Durazo continued to be used sparingly by Arizona in 2002 despite hitting .261/.395/.550, and after the season he was dealt to the Oakland Athletics as part of a 4-team swap that also saw Felipe Lopez and Elmer Dessens switch teams. Oakland used Durazo as their primary DH in 2003 and 2004, and he hit .289/.384/.475 with a 125 OPS+. Durazo went 5-for-21 with 3 walks during the Athletics' American League Division Series collapse against the Boston Red Sox.
After an injury-marred 2005 season, Durazo became a free agent. He bounced through the minor-league systems of the Texas Rangers, New York Yankees, and Minnesota Twins (briefly returning to the A's and Yankees in 2007), but would never play in the major leagues again.
Minor League Career
Durazo hit .400 for two minor league teams in 1999, which got him his shot in the majors in July 1999. He also hit .400 in brief appearances with two minor league teams in 2000. His career minor league batting average was .347 and his slugging percentage .580.
As a player, Durazo was a mediocre-to-poor fielder at 1B, but a very good hitter with solid-average contact skills and above-average power & patience.

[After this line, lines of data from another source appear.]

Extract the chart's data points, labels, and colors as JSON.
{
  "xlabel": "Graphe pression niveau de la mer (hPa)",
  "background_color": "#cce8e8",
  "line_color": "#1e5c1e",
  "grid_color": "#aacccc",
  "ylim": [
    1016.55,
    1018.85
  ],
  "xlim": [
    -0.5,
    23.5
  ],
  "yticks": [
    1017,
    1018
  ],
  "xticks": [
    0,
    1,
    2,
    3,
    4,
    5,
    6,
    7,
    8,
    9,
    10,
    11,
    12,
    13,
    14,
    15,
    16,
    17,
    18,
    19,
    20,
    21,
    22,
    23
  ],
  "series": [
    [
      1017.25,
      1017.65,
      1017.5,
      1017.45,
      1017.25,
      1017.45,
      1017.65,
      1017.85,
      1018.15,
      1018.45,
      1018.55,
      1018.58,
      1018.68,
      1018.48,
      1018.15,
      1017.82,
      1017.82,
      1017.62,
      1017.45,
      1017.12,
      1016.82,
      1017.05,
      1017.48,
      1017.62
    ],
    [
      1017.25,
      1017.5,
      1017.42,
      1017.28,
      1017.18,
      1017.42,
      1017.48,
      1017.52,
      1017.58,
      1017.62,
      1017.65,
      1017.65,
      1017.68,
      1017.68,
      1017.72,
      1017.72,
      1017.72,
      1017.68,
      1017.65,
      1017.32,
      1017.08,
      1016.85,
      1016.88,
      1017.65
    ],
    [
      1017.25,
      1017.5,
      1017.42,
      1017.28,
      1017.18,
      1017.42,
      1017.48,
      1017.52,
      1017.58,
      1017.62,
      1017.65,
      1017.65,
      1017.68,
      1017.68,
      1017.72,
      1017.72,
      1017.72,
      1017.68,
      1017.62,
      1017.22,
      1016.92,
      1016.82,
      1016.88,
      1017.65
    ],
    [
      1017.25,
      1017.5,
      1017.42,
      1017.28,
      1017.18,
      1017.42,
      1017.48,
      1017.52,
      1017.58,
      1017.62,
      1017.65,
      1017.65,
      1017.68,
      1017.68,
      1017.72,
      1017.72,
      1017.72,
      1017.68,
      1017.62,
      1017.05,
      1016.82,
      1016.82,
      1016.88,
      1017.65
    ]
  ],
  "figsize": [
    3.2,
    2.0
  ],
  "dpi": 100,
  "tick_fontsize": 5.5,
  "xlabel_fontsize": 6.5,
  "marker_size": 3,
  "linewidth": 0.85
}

Durazo was originally listed on the Mexican roster for the 2007 Pan-American Games but did not wind up playing for the team, which won the Bronze without him. Durazo was 0 for 1 in the 2009 World Baseball Classic; after the first round, Mario Valenzuela replaced him on the Mexican squad. As of 2008 he continued to play in Mexico, hitting .341 in 50 games for Monterrey. He retired after the 2009 season. He was inducted into the Caribbean Baseball Hall of Fame in 2017.